Objective To determine the reliability of radiographic assessment of knee osteoarthritis (OA) by non-clinician readers compared to an experienced radiologist. Methods The radiologist trained three non-clinicians to evaluate radiographic characteristics of knee OA. The radiologist and non-clinicians read preoperative films of 36 patients prior to total knee replacement. Intra- and inter-reader reliability was measured using the weighted kappa statistic and intra-class correlation coefficient (ICC). Kappa <0.20 indicated slight agreement, 0.21 – 0.40 fair, 0.41 – 0.60 moderate, 0.61 – 0.80 substantial, and 0.81 – 1.0 almost perfect agreement. Results Intra-reader reliability among non-clinicians (kappa) ranged from 0.40 to 1.0 for individual radiographic features and 0.72 to 1.0 for Kellgren-Lawrence (K-L) grade. ICCs ranged from 0.89 to 0.98 for the Osteoarthritis Research Society International (OARSI) Summary Score. Inter-reader agreement among non-clinicians ranged from kappa of 0.45 to 0.94 for individual features, and 0.66 to 0.97 for K-L grade.
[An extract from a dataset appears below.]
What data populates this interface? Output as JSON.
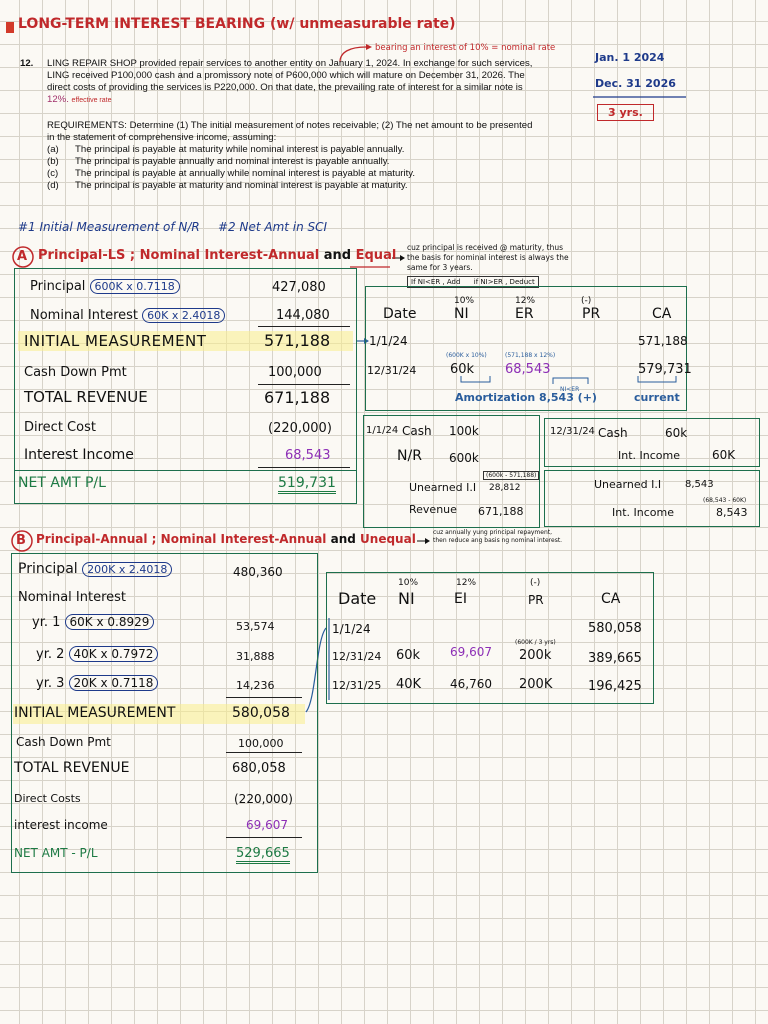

ICCs ranged from 0.87 to 0.96 for the OARSI Summary Score. Inter-reader reliability between non-clinicians and the radiologist ranged from kappa of 0.56 to 0.85 for KL grade. ICCs ranged from 0.79 to 0.88 for the OARSI Summary Score. Conclusion Intra- and inter-rater agreement was variable for individual radiograph features but substantial for summary KL grade and OARSI Summary Score. Investigators face trade-offs between cost and reader experience. These data suggest that in settings where costs are constrained, trained non-clinicians may be suitable readers of radiographic knee OA, particularly if a summary score (K-L grade or OARSI Score) is used to capture radiographic severity.